II. GEOGRAPHICAL RANGE AND HABITAT:
Senegal and Gambia to the Sudan. A savanna species often found in forest glades
as well as more open country.
III. DIET:
Insects, lizards. Will come a long distance to grass fires for scorched insects.
IV. LIFE CYCLE/SOCIAL STRUCTURE:
They are conspicuous and usually noisy birds. They frequent the topmost branches
of tall trees from which they indulge in wild erratic flights, accompanied by
loud cries and attack any large bird that passes. Others perch on dead branches
on low trees from which they swoop down on their prey. Very keen eyesight and
are among the first birds to come to a grassfire, termite hatch or locust swarm.
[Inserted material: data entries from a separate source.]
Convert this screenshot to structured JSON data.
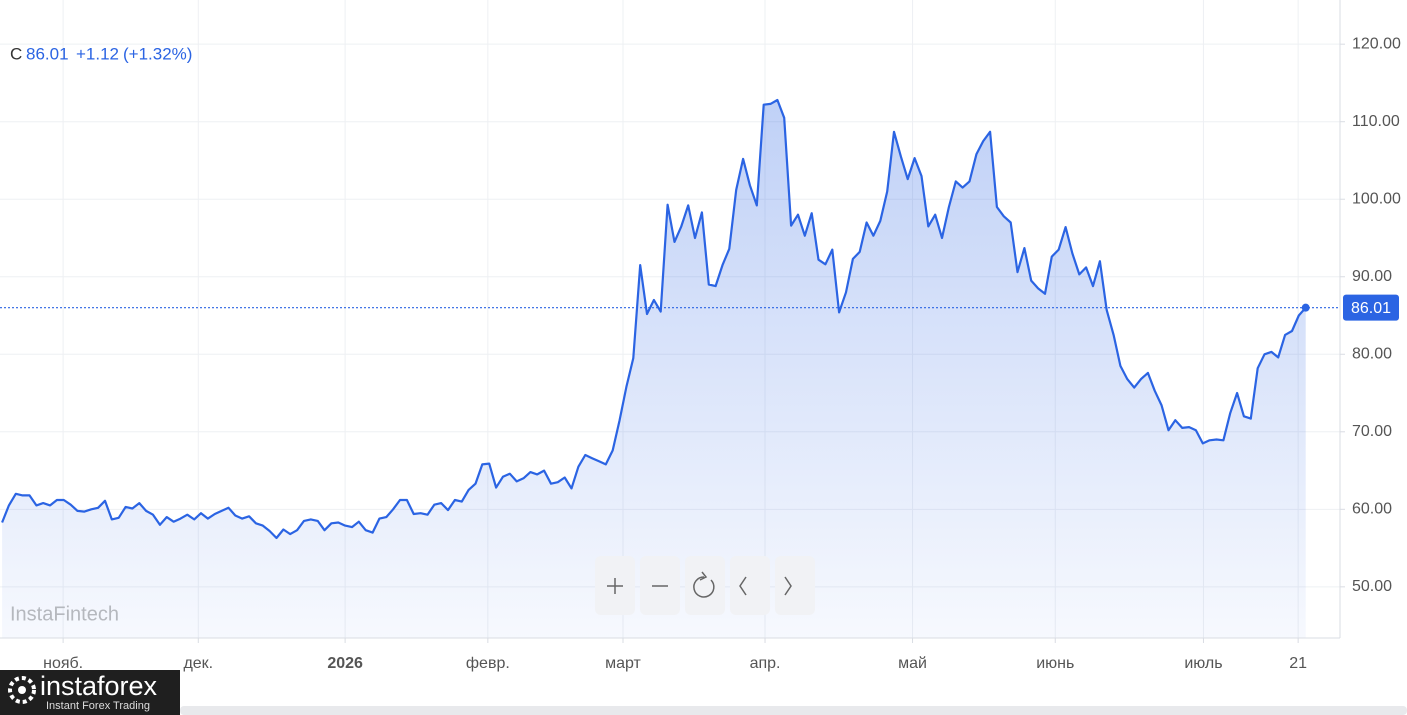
{
  "chart_data": {
    "type": "line",
    "symbol": "C",
    "change": "+1.12",
    "change_pct": "(+1.32%)",
    "watermark": "InstaFintech",
    "color": "#2b64e3",
    "grid": true,
    "last_price_line": true,
    "values": [
      58.3,
      60.5,
      62,
      61.8,
      61.8,
      60.5,
      60.8,
      60.5,
      61.2,
      61.2,
      60.6,
      59.8,
      59.7,
      60,
      60.2,
      61.1,
      58.7,
      58.9,
      60.3,
      60.1,
      60.8,
      59.8,
      59.3,
      58,
      59,
      58.4,
      58.8,
      59.3,
      58.7,
      59.5,
      58.8,
      59.4,
      59.8,
      60.2,
      59.2,
      58.8,
      59.1,
      58.2,
      57.9,
      57.2,
      56.3,
      57.4,
      56.8,
      57.3,
      58.5,
      58.7,
      58.5,
      57.3,
      58.2,
      58.3,
      57.9,
      57.7,
      58.4,
      57.3,
      57,
      58.8,
      59,
      60,
      61.2,
      61.2,
      59.4,
      59.5,
      59.3,
      60.6,
      60.8,
      59.9,
      61.2,
      61,
      62.5,
      63.3,
      65.8,
      65.9,
      62.8,
      64.2,
      64.6,
      63.6,
      64,
      64.8,
      64.5,
      65,
      63.3,
      63.5,
      64.1,
      62.7,
      65.5,
      67,
      66.6,
      66.2,
      65.8,
      67.6,
      71.5,
      75.8,
      79.5,
      91.5,
      85.2,
      87,
      85.5,
      99.3,
      94.5,
      96.5,
      99.2,
      95,
      98.3,
      89,
      88.8,
      91.5,
      93.6,
      101.2,
      105.2,
      101.8,
      99.2,
      112.2,
      112.3,
      112.8,
      110.5,
      96.6,
      98,
      95.3,
      98.2,
      92.2,
      91.6,
      93.5,
      85.4,
      88,
      92.3,
      93.2,
      97,
      95.3,
      97.2,
      101,
      108.7,
      105.5,
      102.6,
      105.3,
      103,
      96.5,
      98,
      95,
      99,
      102.3,
      101.5,
      102.3,
      105.8,
      107.5,
      108.7,
      99,
      97.8,
      97,
      90.6,
      93.7,
      89.5,
      88.5,
      87.8,
      92.6,
      93.5,
      96.4,
      93,
      90.3,
      91.2,
      88.8,
      92,
      85.7,
      82.5,
      78.5,
      76.8,
      75.7,
      76.8,
      77.6,
      75.3,
      73.4,
      70.2,
      71.5,
      70.5,
      70.6,
      70.2,
      68.5,
      68.9,
      69,
      68.9,
      72.4,
      75,
      72,
      71.7,
      78.2,
      80,
      80.3,
      79.6,
      82.5,
      83,
      85,
      86.01
    ],
    "xlim": [
      -0.3,
      195
    ],
    "xticks": [
      {
        "value": 8.9,
        "label": "нояб."
      },
      {
        "value": 28.6,
        "label": "дек."
      },
      {
        "value": 50,
        "label": "2026"
      },
      {
        "value": 70.8,
        "label": "февр."
      },
      {
        "value": 90.5,
        "label": "март"
      },
      {
        "value": 111.2,
        "label": "апр."
      },
      {
        "value": 132.7,
        "label": "май"
      },
      {
        "value": 153.5,
        "label": "июнь"
      },
      {
        "value": 175.1,
        "label": "июль"
      },
      {
        "value": 188.9,
        "label": "21"
      }
    ],
    "ylim": [
      43.4,
      125.7
    ],
    "yticks": [
      {
        "value": 50,
        "label": "50.00"
      },
      {
        "value": 60,
        "label": "60.00"
      },
      {
        "value": 70,
        "label": "70.00"
      },
      {
        "value": 80,
        "label": "80.00"
      },
      {
        "value": 90,
        "label": "90.00"
      },
      {
        "value": 100,
        "label": "100.00"
      },
      {
        "value": 110,
        "label": "110.00"
      },
      {
        "value": 120,
        "label": "120.00"
      }
    ]
  },
  "logo": {
    "name": "instaforex",
    "tagline": "Instant Forex Trading"
  }
}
Usually seen in pairs, they nest in holes in trees and lay two or three white
eggs. Incubation lasts about three weeks and the young are fledged in about
four weeks.
V. SPECIAL ADAPTATIONS:
They have a strong body and a crow-like beak widened at the base. They have
short legs and weak feet and rarely walk or hop. The three anterior toes are
joined along their basal segments. They are good flyers with long wings.
VI. INTERPRETIVE INFORMATION:
Courtship involves fast chases on the wing with the following bird breaking
away and rocketing earthwards, rolling from side to side and calling raucously
all the while. They are territorial and reversed copulations have been witnessed
which seem to be dominance displays.